Schauen wir uns doch einfach mal die Haltbarkeit verschiedener Nachrichten an: Ein Radiobeitrag? In dem Moment, wo er gehört wird, ist er schon verschwunden. Ein Fernsehbeitrag? Genauso. Lassen wir jetzt mal die Mediatheken außen vor. Ein Zeitungsartikel? Landet nachdem er gelesen wurde mitsamt dem Rest der Zeitung im Kamin oder Altpapier. Ein Facebook-Posting? Interessiert vielleicht ein paar Stunden und verschwindet dann auch in den Untiefen des Streams. Niemand besucht doch die Facebookseite danach noch einmal aktiv. Ein Tweet? Ist schon nach ein paar Minuten eigentlich nicht mehr sichtbar. Und jetzt „beschwert“ sich wirklich jemand, dass ein öffentlicher Snap „nur“ 24 Stunden sichtbar ist?
Wozu überhaupt Nachrichten Ewigkeiten speichern?

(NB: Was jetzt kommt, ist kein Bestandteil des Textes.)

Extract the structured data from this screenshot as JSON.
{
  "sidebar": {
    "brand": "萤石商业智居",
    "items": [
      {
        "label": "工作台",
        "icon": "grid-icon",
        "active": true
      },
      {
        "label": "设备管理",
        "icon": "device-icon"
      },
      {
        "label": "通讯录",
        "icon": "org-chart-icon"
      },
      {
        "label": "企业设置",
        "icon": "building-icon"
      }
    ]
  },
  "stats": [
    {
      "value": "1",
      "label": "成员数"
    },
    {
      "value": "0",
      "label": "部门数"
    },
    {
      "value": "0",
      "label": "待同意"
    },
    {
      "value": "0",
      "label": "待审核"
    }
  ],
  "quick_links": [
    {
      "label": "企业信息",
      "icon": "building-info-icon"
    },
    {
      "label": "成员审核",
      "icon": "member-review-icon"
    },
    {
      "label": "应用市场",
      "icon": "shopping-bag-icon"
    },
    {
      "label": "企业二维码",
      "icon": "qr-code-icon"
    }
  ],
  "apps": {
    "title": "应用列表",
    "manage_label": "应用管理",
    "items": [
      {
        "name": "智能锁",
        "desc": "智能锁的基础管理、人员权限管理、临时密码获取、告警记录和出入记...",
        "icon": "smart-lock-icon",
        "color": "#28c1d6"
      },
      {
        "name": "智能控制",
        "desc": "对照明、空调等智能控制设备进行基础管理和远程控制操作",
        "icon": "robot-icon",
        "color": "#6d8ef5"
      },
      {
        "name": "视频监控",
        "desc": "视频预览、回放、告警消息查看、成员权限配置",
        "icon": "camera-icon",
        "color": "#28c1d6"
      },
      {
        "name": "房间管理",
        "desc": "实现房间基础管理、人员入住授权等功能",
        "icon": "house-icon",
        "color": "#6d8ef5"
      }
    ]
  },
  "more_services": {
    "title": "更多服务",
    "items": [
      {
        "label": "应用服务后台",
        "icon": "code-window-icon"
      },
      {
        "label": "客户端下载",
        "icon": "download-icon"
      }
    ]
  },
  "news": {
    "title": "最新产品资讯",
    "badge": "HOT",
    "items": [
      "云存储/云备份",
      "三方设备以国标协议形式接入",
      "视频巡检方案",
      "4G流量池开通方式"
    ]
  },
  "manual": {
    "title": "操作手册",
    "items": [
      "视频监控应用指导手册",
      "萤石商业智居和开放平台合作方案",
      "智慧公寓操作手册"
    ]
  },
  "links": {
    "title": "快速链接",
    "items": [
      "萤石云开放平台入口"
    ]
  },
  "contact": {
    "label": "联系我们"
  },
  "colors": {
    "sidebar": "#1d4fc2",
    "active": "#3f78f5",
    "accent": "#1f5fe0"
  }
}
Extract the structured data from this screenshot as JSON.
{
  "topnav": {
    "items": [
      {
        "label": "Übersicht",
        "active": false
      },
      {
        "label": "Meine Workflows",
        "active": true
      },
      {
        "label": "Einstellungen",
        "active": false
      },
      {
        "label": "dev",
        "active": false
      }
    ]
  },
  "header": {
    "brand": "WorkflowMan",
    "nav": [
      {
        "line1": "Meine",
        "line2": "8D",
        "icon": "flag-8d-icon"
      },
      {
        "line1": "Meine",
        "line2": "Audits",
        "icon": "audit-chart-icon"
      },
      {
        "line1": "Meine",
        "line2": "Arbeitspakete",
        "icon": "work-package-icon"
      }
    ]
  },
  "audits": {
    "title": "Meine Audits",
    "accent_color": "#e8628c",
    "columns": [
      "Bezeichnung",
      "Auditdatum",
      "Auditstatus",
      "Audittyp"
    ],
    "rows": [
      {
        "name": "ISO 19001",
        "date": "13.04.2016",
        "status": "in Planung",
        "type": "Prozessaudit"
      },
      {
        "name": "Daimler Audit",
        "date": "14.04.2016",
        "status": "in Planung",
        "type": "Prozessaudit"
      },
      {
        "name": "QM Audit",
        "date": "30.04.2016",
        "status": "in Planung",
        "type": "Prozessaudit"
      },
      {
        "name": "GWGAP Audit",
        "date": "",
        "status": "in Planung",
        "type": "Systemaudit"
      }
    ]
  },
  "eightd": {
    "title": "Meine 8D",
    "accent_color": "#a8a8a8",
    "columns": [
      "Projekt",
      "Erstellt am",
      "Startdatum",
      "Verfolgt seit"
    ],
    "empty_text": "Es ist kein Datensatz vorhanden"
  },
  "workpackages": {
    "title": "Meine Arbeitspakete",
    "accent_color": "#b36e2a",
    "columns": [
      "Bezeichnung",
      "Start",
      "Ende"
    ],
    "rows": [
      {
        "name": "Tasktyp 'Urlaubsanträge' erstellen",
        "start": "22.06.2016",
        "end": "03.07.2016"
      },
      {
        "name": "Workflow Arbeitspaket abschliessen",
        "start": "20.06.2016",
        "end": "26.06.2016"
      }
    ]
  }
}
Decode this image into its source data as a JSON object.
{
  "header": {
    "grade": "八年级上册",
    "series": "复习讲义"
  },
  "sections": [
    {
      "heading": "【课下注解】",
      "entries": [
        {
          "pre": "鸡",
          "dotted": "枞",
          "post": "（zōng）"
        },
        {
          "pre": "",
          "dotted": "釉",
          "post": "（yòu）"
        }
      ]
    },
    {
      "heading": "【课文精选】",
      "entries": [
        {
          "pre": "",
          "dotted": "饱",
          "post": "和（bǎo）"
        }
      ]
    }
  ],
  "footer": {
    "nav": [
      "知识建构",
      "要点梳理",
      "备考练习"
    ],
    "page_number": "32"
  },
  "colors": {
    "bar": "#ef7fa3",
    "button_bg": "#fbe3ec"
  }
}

Gut, private Snaps verschwinden normalerweise nachdem sie versendet wurden. Außer, man drückt (bei „Text-Snaps“) einmal lang auf den entsprechenden Snap, dann wird er gespeichert – oder man macht einen Screenshot, was ja aber eher verpöhnt ist. Wenn es jetzt nicht gerade um Adressen, Telefonnummern oder ähnliches geht, sehe ich aber auch hier eher weniger die Notwendigkeit, Snaps zu speichern. Letztendlich füllt es doch nur unnötig den internen Speicher. Ich mache es manchmal, wenn mir gerade gleichzeitig mehrere schreiben, um den Faden der verschiedenen Konversationen nicht zu verlieren. Ich werde ja auch nicht jünger.
Hochkant oder Querformat?
Eine andere Frage, die auch mir öfter gestellt wird: hochkant oder quer? Ich bin ein klarer Fan vom Hochformat. „Aber dann kann man die Videos ja gar nicht im Nachhinein vernünftig auf YouTube hochladen?!“ Richtig. Ist auch nicht Sinn und Zweck des Theaters. Die Snaps sind für Snapchat, nicht für YouTube, Facebook oder Twitter.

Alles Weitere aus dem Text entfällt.